There is no doubt that financial industry is more and more aware of the value of alternative data. The number of alternative data platforms and data vendors is rapidly increasing. More and more companies are setting up a ‘Chief of Data’ role and data science teams to experience use cases on alternative data. Investment also increases, when for example Nasdaq acquired Quandl to advance the use of alternative data.
Complexities of Converting Alternative Data
There is a rising focus on alternative data, however the industry is not yet fully aware of the nature and opportunities of alternative data, nor appreciate the complexities on processing it.
Alternative data is diversified. By definition, any data apart from static or market data is classed as alternative data. It can be structured or unstructured, in the format of text or speech or image, multi-lingual, and sometimes even in hard copy. Most alternative data vendors specialise on a niche domain, e.g. credit card transactions, property transactions, satellite images, news sentiment etc. It’s difficult for end users to know what the available data is. Luckily the gap is getting filled with rising number of intermediate platforms that match between vendors and users.

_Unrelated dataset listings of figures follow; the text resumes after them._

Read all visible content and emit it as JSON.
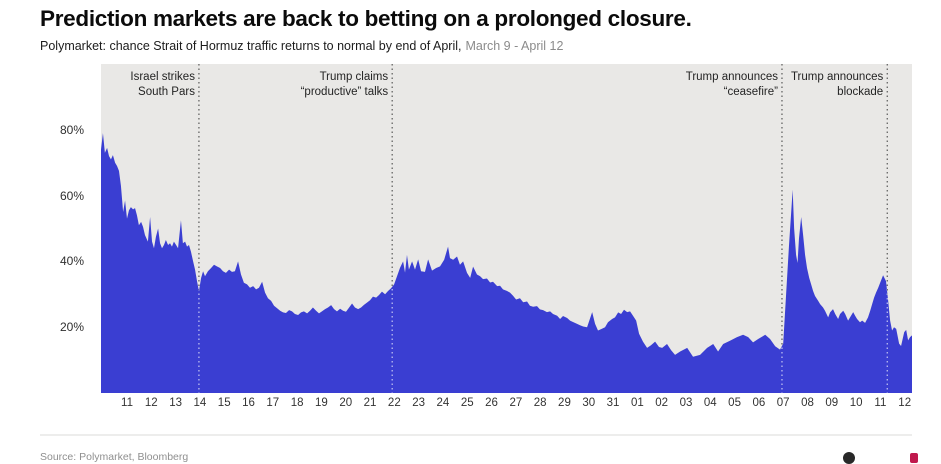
{
  "chart_data": {
    "type": "area",
    "title": "Prediction markets are back to betting on a prolonged closure.",
    "subtitle": "Polymarket: chance Strait of Hormuz traffic returns to normal by end of April,",
    "subtitle_range": "March 9 - April 12",
    "ylim": [
      0,
      100
    ],
    "yticks": [
      20,
      40,
      60,
      80
    ],
    "ytick_suffix": "%",
    "xtick_labels": [
      "11",
      "12",
      "13",
      "14",
      "15",
      "16",
      "17",
      "18",
      "19",
      "20",
      "21",
      "22",
      "23",
      "24",
      "25",
      "26",
      "27",
      "28",
      "29",
      "30",
      "31",
      "01",
      "02",
      "03",
      "04",
      "05",
      "06",
      "07",
      "08",
      "09",
      "10",
      "11",
      "12"
    ],
    "x_domain_days": [
      -1.07,
      32.3
    ],
    "annotations": [
      {
        "day": 2.96,
        "lines": [
          "Israel strikes",
          "South Pars"
        ]
      },
      {
        "day": 10.91,
        "lines": [
          "Trump claims",
          "“productive” talks"
        ]
      },
      {
        "day": 26.95,
        "lines": [
          "Trump announces",
          "“ceasefire”"
        ]
      },
      {
        "day": 31.28,
        "lines": [
          "Trump announces",
          "blockade"
        ]
      }
    ],
    "series": [
      {
        "name": "Chance Strait of Hormuz traffic returns to normal by end of April",
        "points": [
          [
            -1.07,
            74
          ],
          [
            -0.99,
            79
          ],
          [
            -0.91,
            73
          ],
          [
            -0.82,
            74.5
          ],
          [
            -0.74,
            72
          ],
          [
            -0.66,
            71
          ],
          [
            -0.58,
            72.3
          ],
          [
            -0.49,
            70
          ],
          [
            -0.41,
            69
          ],
          [
            -0.33,
            67.5
          ],
          [
            -0.25,
            63
          ],
          [
            -0.16,
            55
          ],
          [
            -0.08,
            58.5
          ],
          [
            0,
            53
          ],
          [
            0.08,
            55.5
          ],
          [
            0.16,
            56.5
          ],
          [
            0.25,
            55.8
          ],
          [
            0.33,
            56.2
          ],
          [
            0.41,
            54
          ],
          [
            0.49,
            51
          ],
          [
            0.58,
            52
          ],
          [
            0.66,
            50.5
          ],
          [
            0.74,
            48
          ],
          [
            0.86,
            46
          ],
          [
            0.95,
            53.5
          ],
          [
            1.03,
            46
          ],
          [
            1.11,
            44
          ],
          [
            1.19,
            47.5
          ],
          [
            1.28,
            50
          ],
          [
            1.36,
            45.5
          ],
          [
            1.44,
            44
          ],
          [
            1.52,
            45
          ],
          [
            1.6,
            46.5
          ],
          [
            1.69,
            45
          ],
          [
            1.77,
            45.5
          ],
          [
            1.85,
            44.5
          ],
          [
            1.93,
            46
          ],
          [
            2.02,
            45
          ],
          [
            2.1,
            44
          ],
          [
            2.22,
            52.5
          ],
          [
            2.3,
            45.5
          ],
          [
            2.39,
            46
          ],
          [
            2.47,
            44.5
          ],
          [
            2.55,
            45
          ],
          [
            2.63,
            43
          ],
          [
            2.72,
            40
          ],
          [
            2.8,
            37.5
          ],
          [
            2.88,
            34
          ],
          [
            2.96,
            31
          ],
          [
            3.05,
            35
          ],
          [
            3.13,
            37
          ],
          [
            3.21,
            35.5
          ],
          [
            3.33,
            37
          ],
          [
            3.46,
            38
          ],
          [
            3.58,
            39
          ],
          [
            3.7,
            38.5
          ],
          [
            3.83,
            38
          ],
          [
            3.95,
            37
          ],
          [
            4.07,
            36.5
          ],
          [
            4.2,
            37.5
          ],
          [
            4.32,
            36.8
          ],
          [
            4.44,
            37
          ],
          [
            4.57,
            40
          ],
          [
            4.69,
            36
          ],
          [
            4.81,
            33.5
          ],
          [
            4.94,
            33
          ],
          [
            5.06,
            32
          ],
          [
            5.19,
            32.5
          ],
          [
            5.31,
            31.5
          ],
          [
            5.43,
            32
          ],
          [
            5.56,
            33.8
          ],
          [
            5.68,
            30.5
          ],
          [
            5.8,
            28.8
          ],
          [
            5.93,
            28
          ],
          [
            6.05,
            26.5
          ],
          [
            6.17,
            25.8
          ],
          [
            6.3,
            25
          ],
          [
            6.42,
            24.5
          ],
          [
            6.54,
            24.3
          ],
          [
            6.67,
            25.2
          ],
          [
            6.79,
            24.8
          ],
          [
            6.91,
            24
          ],
          [
            7.04,
            23.7
          ],
          [
            7.16,
            24.5
          ],
          [
            7.28,
            24.8
          ],
          [
            7.41,
            24.2
          ],
          [
            7.53,
            25
          ],
          [
            7.65,
            26
          ],
          [
            7.78,
            25
          ],
          [
            7.9,
            24.2
          ],
          [
            8.02,
            24.8
          ],
          [
            8.15,
            25.5
          ],
          [
            8.27,
            26
          ],
          [
            8.4,
            26.7
          ],
          [
            8.52,
            25.5
          ],
          [
            8.64,
            24.8
          ],
          [
            8.77,
            25.6
          ],
          [
            8.89,
            25
          ],
          [
            9.01,
            24.7
          ],
          [
            9.14,
            26
          ],
          [
            9.26,
            27.2
          ],
          [
            9.38,
            26
          ],
          [
            9.51,
            25.5
          ],
          [
            9.63,
            26
          ],
          [
            9.75,
            26.8
          ],
          [
            9.88,
            27.5
          ],
          [
            10,
            28.2
          ],
          [
            10.12,
            29.3
          ],
          [
            10.25,
            29
          ],
          [
            10.37,
            29.8
          ],
          [
            10.49,
            30.8
          ],
          [
            10.62,
            30
          ],
          [
            10.74,
            31
          ],
          [
            10.86,
            31.8
          ],
          [
            10.99,
            33
          ],
          [
            11.11,
            35.5
          ],
          [
            11.23,
            38
          ],
          [
            11.36,
            40
          ],
          [
            11.44,
            36.6
          ],
          [
            11.52,
            42
          ],
          [
            11.6,
            37.5
          ],
          [
            11.73,
            40
          ],
          [
            11.85,
            37.5
          ],
          [
            11.98,
            40.6
          ],
          [
            12.1,
            37
          ],
          [
            12.26,
            36.8
          ],
          [
            12.39,
            40.6
          ],
          [
            12.55,
            37.2
          ],
          [
            12.72,
            38
          ],
          [
            12.88,
            38.5
          ],
          [
            13.05,
            40.5
          ],
          [
            13.21,
            44.5
          ],
          [
            13.29,
            41
          ],
          [
            13.42,
            40.5
          ],
          [
            13.58,
            41.5
          ],
          [
            13.7,
            39
          ],
          [
            13.83,
            40
          ],
          [
            13.99,
            36.5
          ],
          [
            14.12,
            35
          ],
          [
            14.24,
            38.4
          ],
          [
            14.4,
            36
          ],
          [
            14.53,
            35.5
          ],
          [
            14.65,
            34.6
          ],
          [
            14.81,
            34.8
          ],
          [
            14.94,
            33.6
          ],
          [
            15.06,
            33.8
          ],
          [
            15.23,
            32.5
          ],
          [
            15.35,
            32.6
          ],
          [
            15.47,
            31.5
          ],
          [
            15.64,
            31
          ],
          [
            15.76,
            30.5
          ],
          [
            15.88,
            29.6
          ],
          [
            16.01,
            28.4
          ],
          [
            16.17,
            28.8
          ],
          [
            16.3,
            27.6
          ],
          [
            16.46,
            27.8
          ],
          [
            16.58,
            26.5
          ],
          [
            16.71,
            26.2
          ],
          [
            16.87,
            26.4
          ],
          [
            16.99,
            25.4
          ],
          [
            17.12,
            25.2
          ],
          [
            17.28,
            24.6
          ],
          [
            17.41,
            24.8
          ],
          [
            17.53,
            24
          ],
          [
            17.7,
            23.5
          ],
          [
            17.82,
            22.5
          ],
          [
            17.94,
            23.4
          ],
          [
            18.11,
            22.8
          ],
          [
            18.23,
            22
          ],
          [
            18.35,
            21.6
          ],
          [
            18.52,
            21
          ],
          [
            18.64,
            20.6
          ],
          [
            18.77,
            20.2
          ],
          [
            18.93,
            20
          ],
          [
            19.14,
            24.6
          ],
          [
            19.26,
            21
          ],
          [
            19.38,
            19
          ],
          [
            19.51,
            19.4
          ],
          [
            19.67,
            20
          ],
          [
            19.79,
            21.5
          ],
          [
            19.96,
            22.5
          ],
          [
            20.08,
            23
          ],
          [
            20.21,
            24.5
          ],
          [
            20.33,
            24
          ],
          [
            20.45,
            25.3
          ],
          [
            20.58,
            24.6
          ],
          [
            20.7,
            24.8
          ],
          [
            20.82,
            23.5
          ],
          [
            20.95,
            22
          ],
          [
            21.07,
            18
          ],
          [
            21.23,
            15.6
          ],
          [
            21.4,
            13.7
          ],
          [
            21.56,
            14.5
          ],
          [
            21.73,
            15.6
          ],
          [
            21.89,
            14
          ],
          [
            22.02,
            13.7
          ],
          [
            22.22,
            14.9
          ],
          [
            22.39,
            13
          ],
          [
            22.55,
            11.6
          ],
          [
            22.76,
            12.6
          ],
          [
            23.05,
            13.7
          ],
          [
            23.29,
            11
          ],
          [
            23.58,
            11.6
          ],
          [
            23.87,
            13.7
          ],
          [
            24.12,
            14.9
          ],
          [
            24.32,
            12.6
          ],
          [
            24.53,
            14.9
          ],
          [
            24.81,
            15.9
          ],
          [
            25.1,
            17
          ],
          [
            25.35,
            17.7
          ],
          [
            25.56,
            17
          ],
          [
            25.76,
            15.4
          ],
          [
            25.97,
            16.4
          ],
          [
            26.26,
            17.7
          ],
          [
            26.46,
            16.4
          ],
          [
            26.67,
            14.2
          ],
          [
            26.87,
            13.2
          ],
          [
            27,
            15
          ],
          [
            27.12,
            30
          ],
          [
            27.24,
            45
          ],
          [
            27.33,
            55
          ],
          [
            27.39,
            61.8
          ],
          [
            27.45,
            50
          ],
          [
            27.53,
            42
          ],
          [
            27.59,
            39.5
          ],
          [
            27.65,
            47
          ],
          [
            27.74,
            53.5
          ],
          [
            27.82,
            48
          ],
          [
            27.9,
            42
          ],
          [
            27.98,
            38
          ],
          [
            28.07,
            35
          ],
          [
            28.15,
            33
          ],
          [
            28.23,
            31
          ],
          [
            28.31,
            29.5
          ],
          [
            28.44,
            28
          ],
          [
            28.52,
            27
          ],
          [
            28.64,
            26
          ],
          [
            28.72,
            25
          ],
          [
            28.85,
            23
          ],
          [
            28.93,
            24.5
          ],
          [
            29.05,
            25.5
          ],
          [
            29.14,
            24
          ],
          [
            29.26,
            22.5
          ],
          [
            29.34,
            24
          ],
          [
            29.47,
            25
          ],
          [
            29.55,
            24
          ],
          [
            29.67,
            22
          ],
          [
            29.75,
            23
          ],
          [
            29.88,
            24.6
          ],
          [
            29.96,
            23.5
          ],
          [
            30.04,
            22.5
          ],
          [
            30.16,
            21.5
          ],
          [
            30.25,
            22
          ],
          [
            30.37,
            21.3
          ],
          [
            30.49,
            23
          ],
          [
            30.58,
            25
          ],
          [
            30.66,
            27
          ],
          [
            30.74,
            29
          ],
          [
            30.82,
            30.5
          ],
          [
            30.91,
            32
          ],
          [
            30.99,
            33.5
          ],
          [
            31.11,
            35.8
          ],
          [
            31.23,
            34
          ],
          [
            31.32,
            28
          ],
          [
            31.4,
            22
          ],
          [
            31.48,
            19
          ],
          [
            31.56,
            20
          ],
          [
            31.65,
            19.5
          ],
          [
            31.77,
            15
          ],
          [
            31.85,
            14.3
          ],
          [
            31.98,
            18.5
          ],
          [
            32.06,
            19.2
          ],
          [
            32.14,
            16
          ],
          [
            32.22,
            17
          ],
          [
            32.3,
            17.5
          ]
        ]
      }
    ],
    "colors": {
      "area": "#3a3ed2",
      "plot_bg": "#e9e8e6",
      "event_line": "#3d3d3d",
      "event_line_on_area": "#ffffff"
    },
    "legend": "none",
    "grid": "off"
  },
  "footer": {
    "source": "Source: Polymarket, Bloomberg"
  }
}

Requirements are diversified. Let’s take sentiment as an example, which is not a new concept for financial industry anymore. However it’s still the most well-known way of utilising text data, e.g. news and social media. Purchasing sentiment from a data vendor has its limitations: Sentiment score is calculated in a black box algorithm. Too much information is lost when converting text into a numerical value. Alpha can be diluted if too many users consume the same data. Text data – news, filings, research reports, contains vast information that is proved to be forward looking and predictive. It can be used not only by quant funds, but broadly buy and sell side for stock selection, thematic trading, portfolio management, risk management, investment research, etc. The diversified requirements and applications bring huge challenges to vendors as it is difficult to pre-process everything and sell as off-the-shelf products.
Too much focus on data, with little focus on processing. Alternative data is the source of alpha, but the data itself is not alpha unless being processed properly. For example, there are vendors sourcing and distributing research reports, which is a valuable source of alternative data, especially when under MIFID 2 regulations. With a reasonable price, it’s not a sizeable challenge for a fund to purchase huge volume of reports. What to do with that data is what’s key. However due to lack of understanding of available technologies and long development cycles, most users only extract shallow information or do key word search.

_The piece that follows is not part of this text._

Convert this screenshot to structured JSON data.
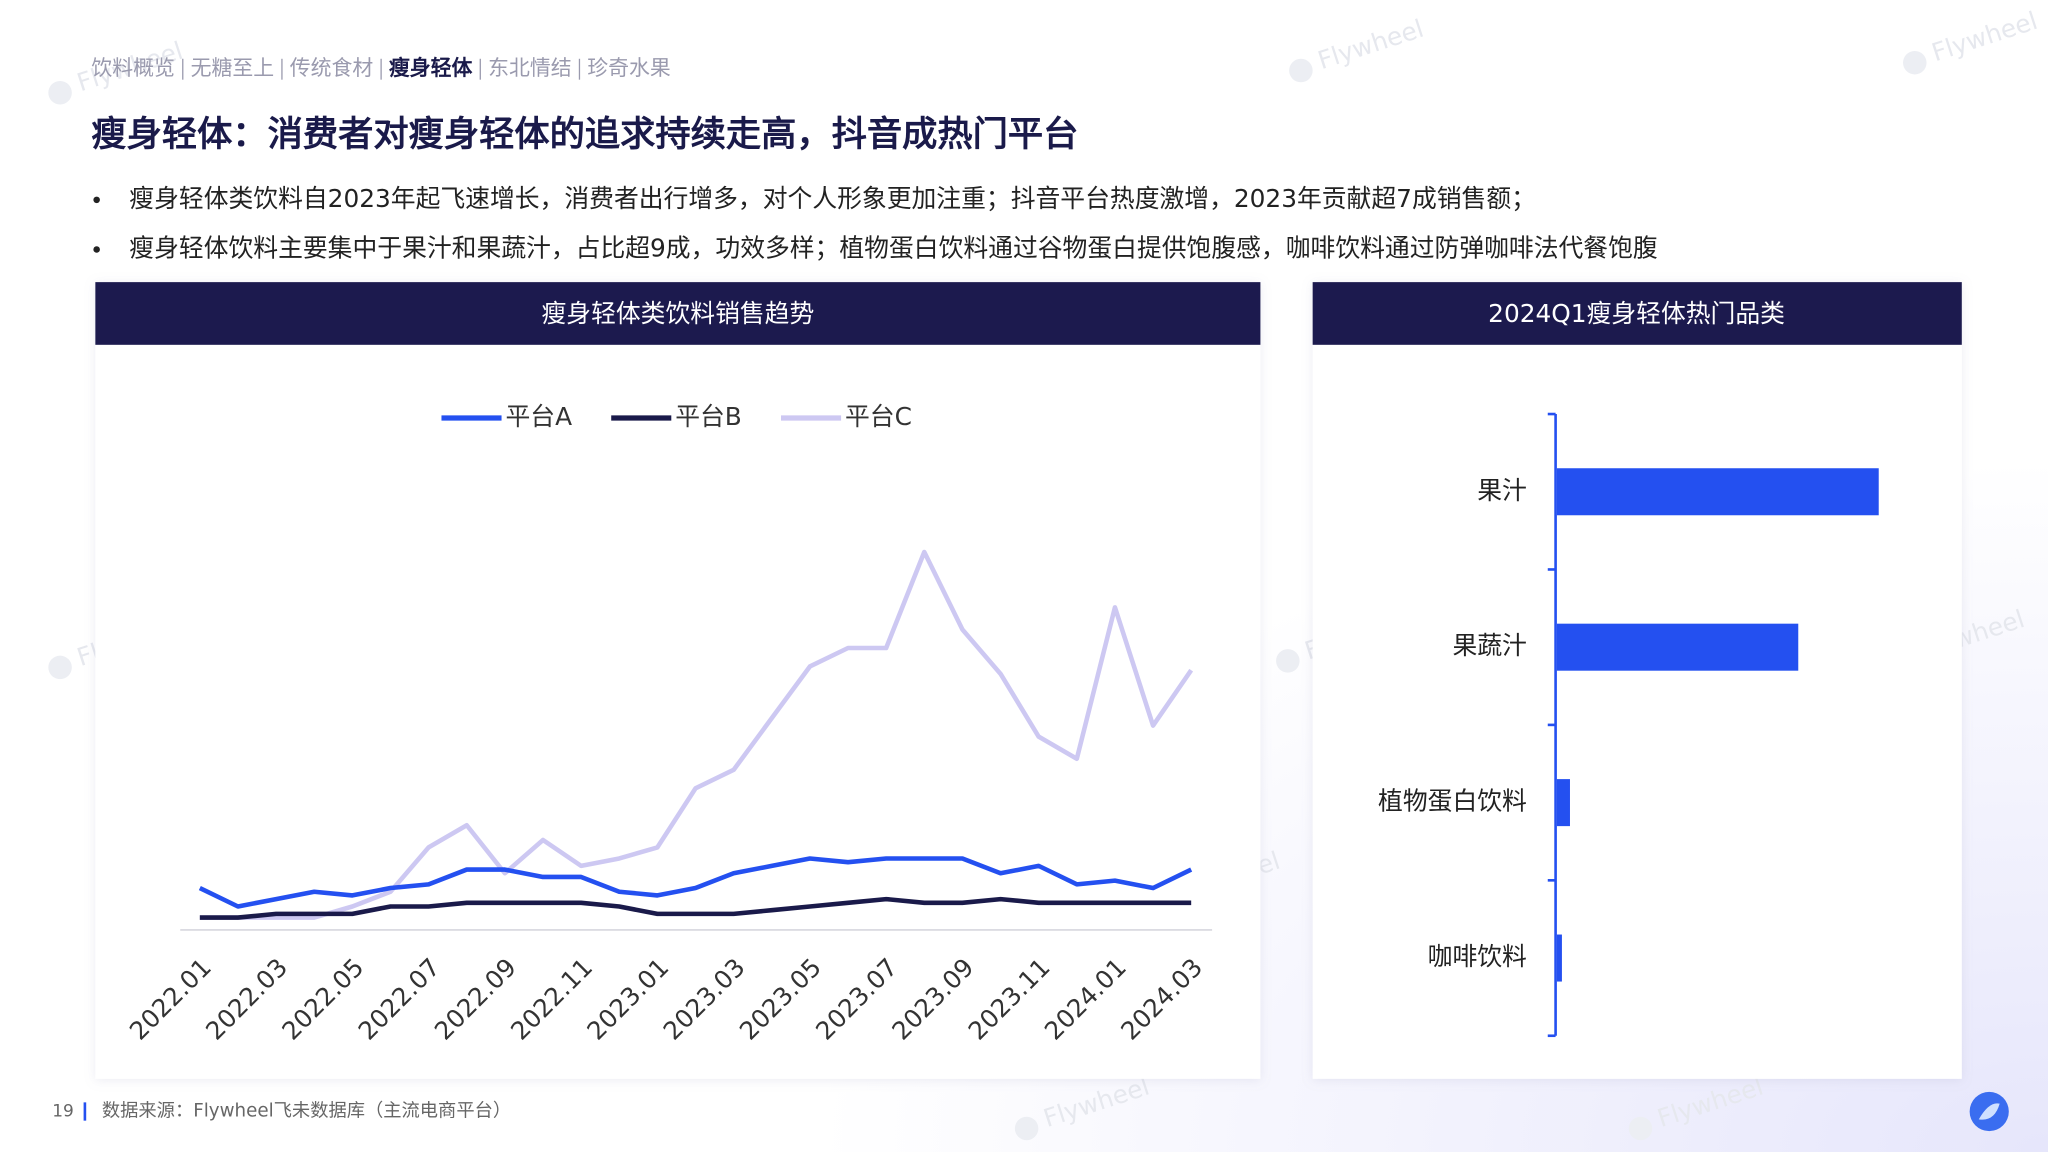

Lack of solution vendor. There are large solution vendors on static and market data who provide off-the-shelf tools and frameworks for data cleansing, storage, and calculation. But it is a different story in the alternative data domain. Funds and investment banks are very protective when it comes to processing alternative data and tend to spend too much resource on building technical capabilities before starting to build business cases. The growth of solution vendors will be a sign of maturity for utilising alternative data, because they focus on building standard processing functionalities. It will be cost effective and accelerate clients’ development cycle. By purchasing a technical solution and support, funds and investment banks can be more focused on business related calculation logics, which is the true business secret to be protected from competitors.
Best practices for utilising alternative data
Business takes ownership. Instead of looking at an alternative data vendor and extracting available market data, the business should define its requirements, potential use cases and then select the appropriate data and solution vendors.

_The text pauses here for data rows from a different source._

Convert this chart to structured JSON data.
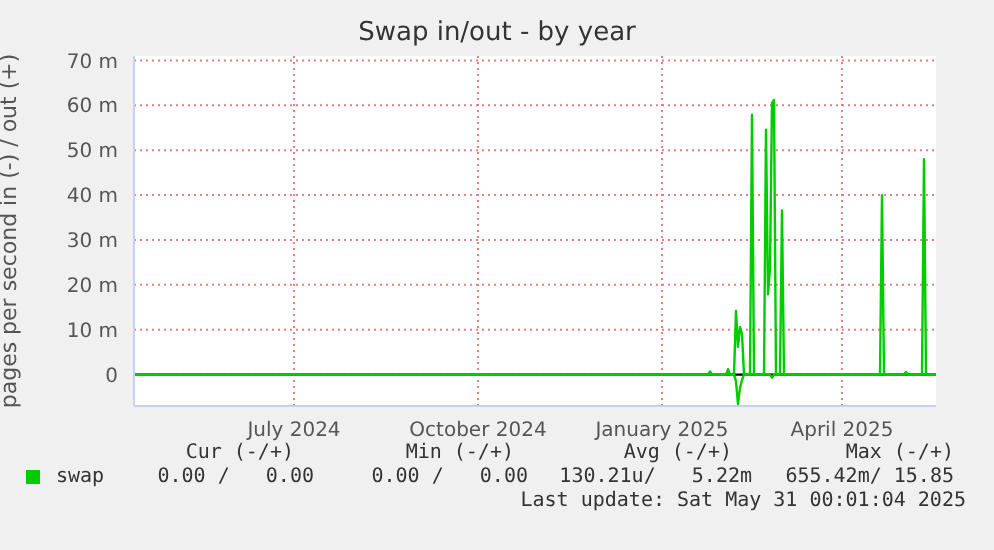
{
  "chart_data": {
    "type": "line",
    "title": "Swap in/out - by year",
    "ylabel": "pages per second in (-) / out (+)",
    "xlim": [
      "2024-04-12",
      "2025-05-18"
    ],
    "xticks": [
      {
        "value": "2024-07-01",
        "label": "July 2024"
      },
      {
        "value": "2024-10-01",
        "label": "October 2024"
      },
      {
        "value": "2025-01-01",
        "label": "January 2025"
      },
      {
        "value": "2025-04-01",
        "label": "April 2025"
      }
    ],
    "ylim": [
      -7,
      71
    ],
    "yticks": [
      {
        "value": 0,
        "label": "0"
      },
      {
        "value": 10,
        "label": "10 m"
      },
      {
        "value": 20,
        "label": "20 m"
      },
      {
        "value": 30,
        "label": "30 m"
      },
      {
        "value": 40,
        "label": "40 m"
      },
      {
        "value": 50,
        "label": "50 m"
      },
      {
        "value": 60,
        "label": "60 m"
      },
      {
        "value": 70,
        "label": "70 m"
      }
    ],
    "grid": true,
    "legend": "bottom",
    "marker": "none",
    "line_style": "solid",
    "ref_lines": [
      {
        "axis": "y",
        "value": 0,
        "color": "#000000"
      }
    ],
    "series": [
      {
        "name": "swap",
        "color": "#00cc00",
        "x": [
          "2024-04-12",
          "2025-01-24",
          "2025-01-25",
          "2025-01-26",
          "2025-02-02",
          "2025-02-03",
          "2025-02-04",
          "2025-02-06",
          "2025-02-07",
          "2025-02-08",
          "2025-02-09",
          "2025-02-10",
          "2025-02-11",
          "2025-02-14",
          "2025-02-15",
          "2025-02-16",
          "2025-02-21",
          "2025-02-22",
          "2025-02-23",
          "2025-02-24",
          "2025-02-25",
          "2025-02-26",
          "2025-02-27",
          "2025-03-01",
          "2025-03-02",
          "2025-03-03",
          "2025-04-20",
          "2025-04-21",
          "2025-04-22",
          "2025-05-02",
          "2025-05-03",
          "2025-05-04",
          "2025-05-11",
          "2025-05-12",
          "2025-05-13",
          "2025-05-18"
        ],
        "values": [
          0,
          0,
          0.7,
          0,
          0,
          1.2,
          0,
          0,
          14.2,
          6.2,
          10.6,
          9.1,
          0,
          0,
          57.9,
          0,
          0,
          54.6,
          17.9,
          23.8,
          60.5,
          61.2,
          0,
          0,
          36.6,
          0,
          0,
          40,
          0,
          0,
          0.6,
          0,
          0,
          48,
          0,
          0
        ]
      },
      {
        "color": "#00cc00",
        "x": [
          "2024-04-12",
          "2025-02-06",
          "2025-02-07",
          "2025-02-08",
          "2025-02-09",
          "2025-02-10",
          "2025-02-11",
          "2025-02-24",
          "2025-02-25",
          "2025-02-26",
          "2025-05-18"
        ],
        "values": [
          0,
          0,
          -1.5,
          -6.6,
          -3,
          -1.2,
          0,
          0,
          -0.7,
          0,
          0
        ]
      }
    ],
    "annotations": [
      "Cur (-/+)",
      "Min (-/+)",
      "Avg (-/+)",
      "Max (-/+)",
      "0.00 /   0.00",
      "0.00 /   0.00",
      "130.21u/   5.22m",
      "655.42m/ 15.85",
      "Last update: Sat May 31 00:01:04 2025"
    ]
  }
}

Focus/invest more on processing data. Traditionally, end users rely on data vendors to process alternative data to a level that can be directly used as a signal. They should have the control on how raw data is processed. The more end users are involved in the process, the better they can control what information is to be extracted.
A systematic approach. In many cases, alternative data is big data, which is 3V – high volume, high velocity, high variety. Generating historical data and run an offline POC is acceptable for the first step of validating idea and requirements, however a robust IT system and support is required to support use cases in production.